Trabalhei, logo no início da minha carreira como sociólogo, como consultor do CNEC (Consórcio Nacional de Engenheiros Consultores, vinculado à Camargo Correia). Fazia parte de uma equipe que analisava as características de sociabilidade das comunidades que seriam desapropriadas para construção de hidrelétricas. Lembro de um caso que me marcou muito, na fronteira do Paraná com Santa Catarina, quando da construção da Hidrelétrica de Segredo. Em determinado momento, algumas famílias pararam de produzir, muitos meses antes da região onde estavam ser inundada. A diretoria da COPEL, concessionária paranaense, ficou de cabelos em pé e nos pediu para analisar o que ocorria. Fizemos várias entrevistas em profundidade e percebemos que a principal motivação era de cunho religioso porque a população imaginava que a inundação seria, de fato, um dilúvio divino que encerraria a aventura humana. A resignação vinha daí. A diretoria da COPEL ficou estarrecida e não entendia nada. Porque engenheiros foram formados para não entender humanos e seus sentimentos.

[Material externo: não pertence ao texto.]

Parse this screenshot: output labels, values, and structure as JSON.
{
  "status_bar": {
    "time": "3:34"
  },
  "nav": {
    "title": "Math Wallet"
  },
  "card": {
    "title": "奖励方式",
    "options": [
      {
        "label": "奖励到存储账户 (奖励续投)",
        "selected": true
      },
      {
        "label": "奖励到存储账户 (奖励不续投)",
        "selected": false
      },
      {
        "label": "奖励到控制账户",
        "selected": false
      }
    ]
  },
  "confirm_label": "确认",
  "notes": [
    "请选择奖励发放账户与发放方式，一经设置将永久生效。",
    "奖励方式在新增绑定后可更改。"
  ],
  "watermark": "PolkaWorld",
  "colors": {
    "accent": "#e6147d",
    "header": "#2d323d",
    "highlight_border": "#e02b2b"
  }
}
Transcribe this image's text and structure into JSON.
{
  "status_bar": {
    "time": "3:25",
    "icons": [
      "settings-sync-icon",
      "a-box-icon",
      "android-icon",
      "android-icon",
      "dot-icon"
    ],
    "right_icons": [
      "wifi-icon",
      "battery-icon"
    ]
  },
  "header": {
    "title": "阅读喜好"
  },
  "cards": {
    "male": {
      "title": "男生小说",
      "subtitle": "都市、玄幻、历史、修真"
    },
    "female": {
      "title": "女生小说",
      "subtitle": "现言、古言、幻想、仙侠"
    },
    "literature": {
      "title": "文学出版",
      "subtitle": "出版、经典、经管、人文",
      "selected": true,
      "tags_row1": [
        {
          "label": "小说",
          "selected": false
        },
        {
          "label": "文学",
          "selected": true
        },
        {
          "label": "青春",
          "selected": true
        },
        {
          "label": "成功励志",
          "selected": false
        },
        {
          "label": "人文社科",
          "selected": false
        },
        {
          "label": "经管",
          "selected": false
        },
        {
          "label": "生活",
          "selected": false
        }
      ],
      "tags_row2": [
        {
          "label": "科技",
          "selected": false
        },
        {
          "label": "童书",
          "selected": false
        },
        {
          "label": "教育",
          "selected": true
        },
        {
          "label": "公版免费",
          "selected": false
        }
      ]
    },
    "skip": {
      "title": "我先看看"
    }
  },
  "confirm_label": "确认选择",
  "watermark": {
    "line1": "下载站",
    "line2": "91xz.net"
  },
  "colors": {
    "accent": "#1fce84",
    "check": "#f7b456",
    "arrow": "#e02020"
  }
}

Pois bem, acabo de ser entrevistado por um jornalista de Juiz de Fora que me informa que as famílias que foram transferidas, de vários lugares, para as casas do PAC estão enfrentando a revolta de um bairro próximo. As famílias sorteadas e beneficiadas pelo Minha Casa, Minha Vida não se conhecem. E os vizinhos também não reconhecem neles alguém confiável. O Estado, mais uma vez, comete os mesmos erros do regime militar, quando daquele ciclo de grandes obras: não reconhece que a vida não se resume à casa, comida e médico. A identidade social se faz por meio de equipamentos culturais que geram unidade e identidade: igrejas, praças, cinemas, farmácias. Algo que Ítalo Calvino já nos ensinou ao dizer que as marcas de mãos continuam inscritas em cada corrimão, assim como as marcas dos sapatos continuam nas calçadas. Mas o Estado desconsidera isto ao pensar no mero assentamento urbano. E desconhece o vizinho que acolhe quando um idoso adoece ou quando um casal precisa de alguém confiável para deixar o filho à noite. Isto não entra no planejamento do Estado brasileiro, marcado pela burocracia e pelo patrimonialismo.
Tudo parece se repetir. Até o nome do bairro em Juiz de Fora onde ocorre a tragédia, conflito aberto, com polícia enfrentando coquetéis Molotov.
O nome do bairro, em Juiz de Fora, é Sagrado Coração de Jesus.
Um comentário:
Professor Rudá,
Isso me lembra o curso que fiz na GTZ sobre Metodologia de Planejamento de Projetos por Objetivos (MPPO), lá pelos anos 90. Eles contaram sobre as experiências da GTZ na África e mostraram como isso acontece. Não é possível planejar a vida do outro...Sem que esse "outro" participe do planejamento.